Wir wurden darauf hingewiesen, dass die Kinder nach dem Auspacken bitte alle noch im Raum bleiben sollten: für ein Gruppenfoto fröhlicher armer Kinder mit Geschenken. Daneben die stolzen Unternehmer, die damit ihr Bild in die Zeitung brachten. Auf Kosten der Armen. Erst jetzt verstand ich, wie sehr diese Weihnachtsaktion, die so schön klang, uns Armutsbetroffene instrumentalisierte. Ein Wohlfühl-Artikel für das gute Gewissen. Es ist nicht so, dass sich die Kinder nicht freuten, auch habe ich nichts dagegen, wenn Menschen mit Geld Armen etwas schenken oder spenden, aber die Erinnerung an dieses Event hinterlässt bis heute ein schales Gefühl,
Sei es „Ein Herz für Kinder“ oder andere Spendengalas: Es ist Inszenierung der Großzügigkeit. Bei manchen ein Trostpflaster fürs schlechte Gewissen. Dafür sind Armutsbetroffene wieder gut genug.
Ohne private Spenden sähe die Armut in Deutschland noch krasser aus
Ja, vor Weihnachten werden Sie vermehrt von Armut lesen, daher bitte ich Sie: Hinterfragen Sie den Zweck dieser Artikel. Geht es darum, Armutsbetroffene dafür zu instrumentalisieren, dass Wahlkampf gemacht wird? Oder zugunsten von Gewissenserleichterung und Wohlfühlstimmung vor Weihnachten?
Ich bin froh darüber, dass Leute helfen wollen und sich kümmern, und ja, ich bin dankbar dafür. Denn ohne die ganzen Privatpersonen, die helfen, sei es im Ehrenamt oder als Spender/in, würden die Auswirkungen der Armut in Deutschland weitaus gravierender sein. Trotzdem ist ein Staat, der sich Sozialstaat nennt, verantwortlich für alle seine Bürger/innen und es ist NICHT die Aufgabe von Privatpersonen, seine Defizite aufzufangen und abzumildern. Ermöglichen wir es dem Staat so nicht sogar, die Verantwortung von sich zu schieben, weil es ja gemeinnützige Vereine gibt, die sich kümmern?
Die Weihnachtszeit belastet Menschen, die aus dysfunktionalen Familien kommen, sie belastet Kranke, Trauernde, Einsame und finanziell Schwache.
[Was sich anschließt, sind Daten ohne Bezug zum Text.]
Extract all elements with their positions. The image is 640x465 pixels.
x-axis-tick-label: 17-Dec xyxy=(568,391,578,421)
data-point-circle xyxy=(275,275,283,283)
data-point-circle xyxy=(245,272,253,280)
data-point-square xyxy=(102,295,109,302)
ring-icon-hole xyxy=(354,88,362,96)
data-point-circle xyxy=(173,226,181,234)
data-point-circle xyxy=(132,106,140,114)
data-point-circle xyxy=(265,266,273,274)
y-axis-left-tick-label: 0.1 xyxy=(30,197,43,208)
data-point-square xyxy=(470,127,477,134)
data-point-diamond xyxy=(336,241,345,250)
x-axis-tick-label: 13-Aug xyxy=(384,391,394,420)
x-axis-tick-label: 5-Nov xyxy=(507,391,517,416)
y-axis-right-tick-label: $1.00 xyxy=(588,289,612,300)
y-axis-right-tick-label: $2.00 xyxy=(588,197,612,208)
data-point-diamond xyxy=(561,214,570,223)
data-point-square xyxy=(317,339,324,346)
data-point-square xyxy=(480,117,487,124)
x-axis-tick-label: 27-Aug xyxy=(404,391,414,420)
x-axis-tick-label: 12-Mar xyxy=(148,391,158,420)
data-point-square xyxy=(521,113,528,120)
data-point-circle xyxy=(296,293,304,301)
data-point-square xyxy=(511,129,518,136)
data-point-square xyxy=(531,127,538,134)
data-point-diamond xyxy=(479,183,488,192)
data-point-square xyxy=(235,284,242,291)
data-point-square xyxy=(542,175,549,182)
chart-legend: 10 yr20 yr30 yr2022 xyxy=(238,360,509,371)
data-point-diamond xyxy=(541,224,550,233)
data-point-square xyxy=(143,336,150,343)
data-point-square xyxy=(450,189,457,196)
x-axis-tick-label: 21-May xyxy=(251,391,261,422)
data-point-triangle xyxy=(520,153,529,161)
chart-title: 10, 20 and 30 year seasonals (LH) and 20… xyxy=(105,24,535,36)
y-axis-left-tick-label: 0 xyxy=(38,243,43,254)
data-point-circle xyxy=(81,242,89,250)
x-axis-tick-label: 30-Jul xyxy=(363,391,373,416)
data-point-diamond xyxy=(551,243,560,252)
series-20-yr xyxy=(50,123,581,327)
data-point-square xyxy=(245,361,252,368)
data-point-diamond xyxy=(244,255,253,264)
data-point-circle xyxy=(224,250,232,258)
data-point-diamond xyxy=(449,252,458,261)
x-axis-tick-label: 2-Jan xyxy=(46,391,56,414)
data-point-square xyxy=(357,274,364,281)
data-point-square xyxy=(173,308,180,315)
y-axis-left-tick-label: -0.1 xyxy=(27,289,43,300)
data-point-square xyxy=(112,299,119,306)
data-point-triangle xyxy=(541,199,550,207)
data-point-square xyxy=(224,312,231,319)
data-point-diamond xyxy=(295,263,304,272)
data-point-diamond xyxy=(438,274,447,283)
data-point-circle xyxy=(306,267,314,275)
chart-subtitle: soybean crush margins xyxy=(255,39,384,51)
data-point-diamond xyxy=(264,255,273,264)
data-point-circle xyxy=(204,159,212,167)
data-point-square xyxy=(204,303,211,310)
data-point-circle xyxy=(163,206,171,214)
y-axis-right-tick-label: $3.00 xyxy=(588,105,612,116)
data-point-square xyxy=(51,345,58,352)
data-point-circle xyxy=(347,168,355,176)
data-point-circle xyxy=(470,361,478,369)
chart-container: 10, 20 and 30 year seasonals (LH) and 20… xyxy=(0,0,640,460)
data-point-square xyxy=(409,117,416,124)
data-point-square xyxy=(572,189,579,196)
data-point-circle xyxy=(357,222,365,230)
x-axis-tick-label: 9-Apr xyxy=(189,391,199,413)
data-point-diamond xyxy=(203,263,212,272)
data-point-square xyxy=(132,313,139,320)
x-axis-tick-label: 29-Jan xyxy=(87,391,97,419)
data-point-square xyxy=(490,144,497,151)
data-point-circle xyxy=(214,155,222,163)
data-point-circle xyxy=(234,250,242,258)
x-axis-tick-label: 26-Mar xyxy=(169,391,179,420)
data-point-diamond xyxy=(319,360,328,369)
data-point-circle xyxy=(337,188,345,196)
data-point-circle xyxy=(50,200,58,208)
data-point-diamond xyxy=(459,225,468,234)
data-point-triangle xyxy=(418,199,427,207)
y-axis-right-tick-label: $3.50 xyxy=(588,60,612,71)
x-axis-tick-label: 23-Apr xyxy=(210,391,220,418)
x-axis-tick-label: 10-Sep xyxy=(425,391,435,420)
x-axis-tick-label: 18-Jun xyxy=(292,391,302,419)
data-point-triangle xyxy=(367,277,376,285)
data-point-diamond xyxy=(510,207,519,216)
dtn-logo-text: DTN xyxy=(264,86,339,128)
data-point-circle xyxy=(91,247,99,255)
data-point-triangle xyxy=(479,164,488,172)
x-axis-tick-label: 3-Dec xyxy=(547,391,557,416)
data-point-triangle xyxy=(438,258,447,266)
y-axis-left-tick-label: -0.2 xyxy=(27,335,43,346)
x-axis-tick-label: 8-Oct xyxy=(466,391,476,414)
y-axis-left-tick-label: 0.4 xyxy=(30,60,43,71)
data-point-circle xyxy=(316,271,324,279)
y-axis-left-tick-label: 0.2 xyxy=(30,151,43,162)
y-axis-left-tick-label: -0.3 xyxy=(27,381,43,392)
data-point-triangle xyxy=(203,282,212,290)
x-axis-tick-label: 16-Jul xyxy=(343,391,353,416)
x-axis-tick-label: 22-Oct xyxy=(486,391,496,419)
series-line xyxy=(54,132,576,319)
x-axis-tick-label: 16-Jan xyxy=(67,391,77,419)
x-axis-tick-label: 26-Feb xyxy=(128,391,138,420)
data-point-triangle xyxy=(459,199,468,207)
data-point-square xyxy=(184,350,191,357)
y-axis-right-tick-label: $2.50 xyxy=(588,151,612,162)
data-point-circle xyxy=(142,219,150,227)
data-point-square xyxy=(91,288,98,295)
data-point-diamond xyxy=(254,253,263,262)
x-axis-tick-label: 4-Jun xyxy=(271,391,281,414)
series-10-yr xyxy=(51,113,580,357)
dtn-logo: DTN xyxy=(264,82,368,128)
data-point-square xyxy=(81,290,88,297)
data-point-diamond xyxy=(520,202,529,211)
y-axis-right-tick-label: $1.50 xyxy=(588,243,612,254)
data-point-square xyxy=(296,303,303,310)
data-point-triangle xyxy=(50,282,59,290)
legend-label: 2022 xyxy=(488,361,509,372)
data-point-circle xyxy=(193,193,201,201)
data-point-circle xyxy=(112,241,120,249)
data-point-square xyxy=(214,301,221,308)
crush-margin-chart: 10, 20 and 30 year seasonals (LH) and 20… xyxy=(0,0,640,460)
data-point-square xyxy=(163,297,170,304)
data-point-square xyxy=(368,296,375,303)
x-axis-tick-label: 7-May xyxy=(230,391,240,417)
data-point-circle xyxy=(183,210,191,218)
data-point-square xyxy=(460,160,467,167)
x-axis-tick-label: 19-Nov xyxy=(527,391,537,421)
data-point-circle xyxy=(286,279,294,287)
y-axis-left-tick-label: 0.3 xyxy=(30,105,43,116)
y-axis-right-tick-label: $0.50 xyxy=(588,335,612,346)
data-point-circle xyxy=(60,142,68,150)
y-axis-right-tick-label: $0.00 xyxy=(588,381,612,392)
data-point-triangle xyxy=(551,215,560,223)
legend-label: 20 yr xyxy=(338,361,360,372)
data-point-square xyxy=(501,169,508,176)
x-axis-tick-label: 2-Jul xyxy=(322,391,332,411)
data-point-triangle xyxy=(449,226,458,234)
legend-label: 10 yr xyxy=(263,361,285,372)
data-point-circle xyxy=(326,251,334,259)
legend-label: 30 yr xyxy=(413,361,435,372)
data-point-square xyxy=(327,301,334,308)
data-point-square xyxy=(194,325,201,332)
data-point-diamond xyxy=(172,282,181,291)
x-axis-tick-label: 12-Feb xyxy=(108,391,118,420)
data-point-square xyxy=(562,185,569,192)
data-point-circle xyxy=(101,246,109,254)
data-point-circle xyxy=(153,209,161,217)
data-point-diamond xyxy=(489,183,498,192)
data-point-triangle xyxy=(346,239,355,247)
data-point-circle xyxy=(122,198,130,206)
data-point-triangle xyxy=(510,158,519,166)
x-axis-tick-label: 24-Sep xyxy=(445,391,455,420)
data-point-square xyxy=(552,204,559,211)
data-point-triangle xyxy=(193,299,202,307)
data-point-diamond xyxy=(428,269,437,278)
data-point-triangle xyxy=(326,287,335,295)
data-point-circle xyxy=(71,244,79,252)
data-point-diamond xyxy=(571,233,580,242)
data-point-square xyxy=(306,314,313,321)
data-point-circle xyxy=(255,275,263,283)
In Anbetracht der Nullrunde beim Bürgergeld und der kommenden Gesetzesänderungen zur Grundsicherung schauen Betroffene voller Angst und Sorgen aufs nächste Jahr. Was bleibt, ist weiter zu kämpfen, sich nicht unterkriegen zu lassen und darauf zu hoffen, dass vielleicht das Christliche auch irgendwann mal bei uns Armen ankommt. Dass sich mehr Menschen mit Armen solidarisieren und sich für uns einsetzen. Das wünsche ich mir von Herzen.